Reati finanziari in Ticino, a rischio la fiducia degli italiani
"Io mi considero un patologo, posso intervenire solo dopo che il crimine è stato commesso, e cercare di capire in che modo la vittima è stata uccisa". Parola di Fabio Tasso, il "Maigret" ticinese che indaga sui reati economici sulla piazza economica del Cantone.
Capo della sezione anti-crimine economico della Polizia cantonale, il commissario Tasso è uno dei protagonisti del documentario-inchiesta con cui la rubrica “Falò” della RSI ci accompagna in un viaggio che svela uno degli aspetti meno noti, o comunque meno documentati, di quella che è la principale fonte di guadagno del comparto economico ticinese. Infatti, quanti sanno che nel 2015 in Ticino il numero delle inchieste per i reati economico-finanziari è aumentato di ben il 25 per cento? Oppure che, statisticamente, meno del 20 per cento di questo tipo di reato viene alla luce? O, ancora, che nonostante l’importanza della “piazza” ticinese, su scala europea i detenuti per reati economici in Ticino sono una quota bassissima?
Eppure, negli ultimi tempi, le cronache sono dense di notizie di “colletti bianchi” che diventano “colletti sporchi”. Società di facciata appositamente costituite per truffare le assicurazioni sociali (documentati tre casi che complessivamente hanno provocato danni per un milione di franchi); altre che vengono organizzate per spremere il più possibile inconsapevoli clienti (nei confronti di 8 società di lavoro interinale e di altre fatture mai pagate si arriva a un bottino complessivo di otto milioni di franchi).

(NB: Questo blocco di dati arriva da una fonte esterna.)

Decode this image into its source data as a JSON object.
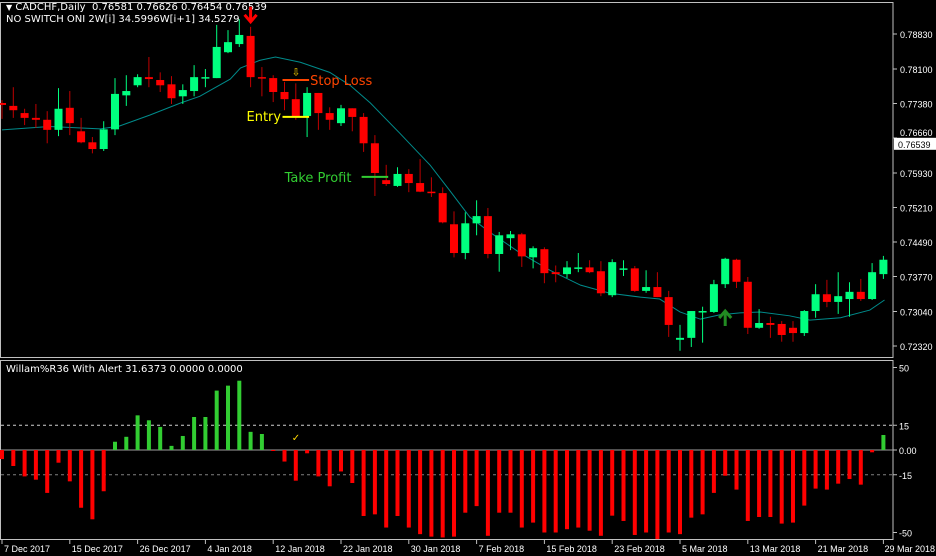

Ci sono anche i casi di fiduciari (nel Cantone sono ufficialmente ben 1’600, ma soprattutto vi è un gran “sommerso”) che dovrebbero piazzare capitali italiani in fuga anche dalla Svizzera che vengono denunciati per la sparizione di diversi milioni (nel caso raccontato si arriva a una ventina di milioni), clienti italiani che si vedono il loro conto svuotato, oppure lo scandalo extra-bancario più importante, con la sparizione di circa 60 milioni di franchi. E poi, l’ “anno nero” dei cantieri ticinesi, con due mega-scandali che hanno rivelato fino a che punto possa arrivare lo sfruttamento dei lavoratori (nel caso Emme Suisse, società italiana con “ufficio” in Ticino. “Nonostante gli sforzi di ammodernarsi per competere a livello internazionale, certi comportamenti sulla nostra piazza finanziaria mettono a rischio il nostro bene più prezioso: la fiducia della clientela soprattutto italiana”, dice il difensore di una famiglia lombarda vittima di una grave malversazione, e che ha visto andare in fumo, letteralmente sparire quasi tre milioni di franchi.
Mancanza di controlli, leggi che non hanno il necessario supporto per essere efficaci, inadeguatezza degli strumenti investigativi, impossibilità di operare sul piano della prevenzione. E anche la difficoltà culturale di fronteggiare situazioni illegali in un settore che per tanti anni ha “comunque fatto girare e crescere l’economia locale”. Ma mondializzazione, libera circolazione, “volontary disclosure” e imminente fine del segreto bancario elvetico impongono un cambiamento.
Intanto i dossier si accumulano nell’ufficio del Commissario Fabio Tasso, e nei depositi della polizia finanziaria (che, fatto senza precedenti, “Falò” ha potuto filmare all’interno, senza operò rivelare dove si trovino). Dossier il cui esame deve essere portato a termine prima di passare (se le prove di un reato sono probanti) alla magistratura. Ma anche qui c’è un problema non piccolo: “Se non dovessimo occuparci di nessuna nuova inchiesta e fossimo finalmente in grado di occuparci esclusivamente dei casi ancora aperti, per smaltirli tutti ci vorrebbero almeno due anni”.